Website owners who’ve been actively working on their accessibility are less likely to just roll over and pay the settlement, and more likely, in fact, to win if they are taken to court. With continual accessibility monitoring, coupled with continual fixing, and adding to that continual logging of your efforts, you show your good faith in the accessibility arena, which undermines the sharks’ cases against you.

Backsliding Not Allowed

The second main benefit of continuous accessibility monitoring is that it’ll ensure that any new content you add to your site is also accessible. LinkedIn suggests that companies should update their websites at least once a month for SEO and other benefits. Business2Community suggests you should add content 1–3 times a week. Whichever frequency you choose, or another one altogether, the fact remains that every time you add something new to your site there’s a chance that something inaccessible will come along with it.
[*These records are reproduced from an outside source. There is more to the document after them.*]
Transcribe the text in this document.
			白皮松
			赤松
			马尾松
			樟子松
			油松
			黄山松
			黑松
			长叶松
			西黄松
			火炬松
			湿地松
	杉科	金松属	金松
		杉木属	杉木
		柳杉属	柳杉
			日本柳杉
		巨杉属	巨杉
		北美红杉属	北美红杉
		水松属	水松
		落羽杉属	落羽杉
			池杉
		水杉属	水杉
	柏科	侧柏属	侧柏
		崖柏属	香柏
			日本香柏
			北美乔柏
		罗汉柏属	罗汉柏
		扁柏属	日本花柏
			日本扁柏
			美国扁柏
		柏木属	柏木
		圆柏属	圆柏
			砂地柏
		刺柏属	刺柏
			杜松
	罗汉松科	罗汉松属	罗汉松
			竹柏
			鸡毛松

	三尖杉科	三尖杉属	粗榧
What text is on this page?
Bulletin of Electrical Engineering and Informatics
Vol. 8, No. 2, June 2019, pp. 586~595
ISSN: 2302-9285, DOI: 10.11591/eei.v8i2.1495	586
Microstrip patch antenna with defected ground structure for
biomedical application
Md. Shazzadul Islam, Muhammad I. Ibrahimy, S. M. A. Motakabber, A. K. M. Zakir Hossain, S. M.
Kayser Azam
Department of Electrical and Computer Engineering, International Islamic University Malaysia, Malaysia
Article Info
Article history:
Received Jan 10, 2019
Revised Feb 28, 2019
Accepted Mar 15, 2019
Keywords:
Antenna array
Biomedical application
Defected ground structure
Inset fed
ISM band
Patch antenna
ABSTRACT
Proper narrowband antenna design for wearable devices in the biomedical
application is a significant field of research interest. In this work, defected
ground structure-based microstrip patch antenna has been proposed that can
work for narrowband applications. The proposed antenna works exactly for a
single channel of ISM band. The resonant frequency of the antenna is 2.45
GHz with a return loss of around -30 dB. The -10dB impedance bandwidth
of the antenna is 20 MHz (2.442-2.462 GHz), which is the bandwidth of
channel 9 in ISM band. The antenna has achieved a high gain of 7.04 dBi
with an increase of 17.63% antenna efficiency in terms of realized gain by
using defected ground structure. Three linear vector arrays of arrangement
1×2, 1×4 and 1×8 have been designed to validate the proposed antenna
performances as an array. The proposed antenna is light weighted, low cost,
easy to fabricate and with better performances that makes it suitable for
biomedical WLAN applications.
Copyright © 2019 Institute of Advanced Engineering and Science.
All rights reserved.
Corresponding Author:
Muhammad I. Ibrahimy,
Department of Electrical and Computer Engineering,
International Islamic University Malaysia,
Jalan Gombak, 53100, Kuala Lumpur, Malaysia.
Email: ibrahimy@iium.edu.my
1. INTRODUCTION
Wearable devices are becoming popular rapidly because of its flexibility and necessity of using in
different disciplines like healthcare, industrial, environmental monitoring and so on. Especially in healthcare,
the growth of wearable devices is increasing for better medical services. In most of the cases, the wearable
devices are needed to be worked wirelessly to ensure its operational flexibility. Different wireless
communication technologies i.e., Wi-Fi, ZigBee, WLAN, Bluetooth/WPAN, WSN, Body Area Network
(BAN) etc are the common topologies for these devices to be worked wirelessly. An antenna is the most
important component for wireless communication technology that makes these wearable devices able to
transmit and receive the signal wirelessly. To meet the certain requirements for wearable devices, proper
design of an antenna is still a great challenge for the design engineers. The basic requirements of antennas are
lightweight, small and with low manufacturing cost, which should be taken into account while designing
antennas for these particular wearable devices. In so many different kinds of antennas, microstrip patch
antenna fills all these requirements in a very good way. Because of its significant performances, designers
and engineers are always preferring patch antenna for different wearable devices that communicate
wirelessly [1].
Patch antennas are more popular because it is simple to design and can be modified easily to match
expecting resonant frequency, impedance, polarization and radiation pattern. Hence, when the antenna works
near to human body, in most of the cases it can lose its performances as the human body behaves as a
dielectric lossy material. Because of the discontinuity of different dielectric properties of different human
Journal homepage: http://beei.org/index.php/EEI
The scores you get at baseline and with each progressive scan while employing accessibility monitoring won’t be perfect. Still, you should work to know all your site’s imperfections and make a plan to correct them.

Plus, let’s imagine you’ve just added a post and your accessibility monitor tells you that it has an image that’s missing alternative text, or that you added a link that opens in a new tab without giving a proper warning, or something.

If the notice comes to you shortly after you publish the post, you’ll likely find it easier to jump back into it and fix the error while everything in the post is still fresh in your mind. Thus a little bit of quick and easy action on your part can avert the degradation of your score, and it will also prepare you to avoid similar accessibility problems in the future.

After working to make your site accessible, you’ll likely know the major things that bring inaccessibility and so be able to avoid those pitfalls in the future. But like any vibrant business, you probably have a variety of new staff members being added from time to time who may not know anything about accessibility, its importance, and the actions that need to be taken to maintain it.

Hopefully you’ll have told them about your commitment to accessibility, so it won’t come as a big surprise when the monitor tells you that some content they’ve added has accessibility problems and you let them know what needs to be done to fix it.

Of course, even more so with others than for yourself, the quicker you catch the problem and require the fix, the less onerous the process for your new employees. It’s also more likely they will be able to change their own procedures for adding content to include accessibility in the future so they won’t have to go back and fix it in the future.

Arm in Arm

From one crusader to another, I congratulate you. You should be proud that you’ve started down the path of ensuring that your site is accessible to all your visitors. Actively working to make sure your site comes to be and remains accessible makes you as much of a crusader as any of the protesters back in the 60s singing “Keep Your Eyes on the Prize” to anyone who’d listen. Setting up continual accessibility monitoring of your website will make sure your eyes stay on the prize, and keeping a log of your efforts will show your visitors your commitment.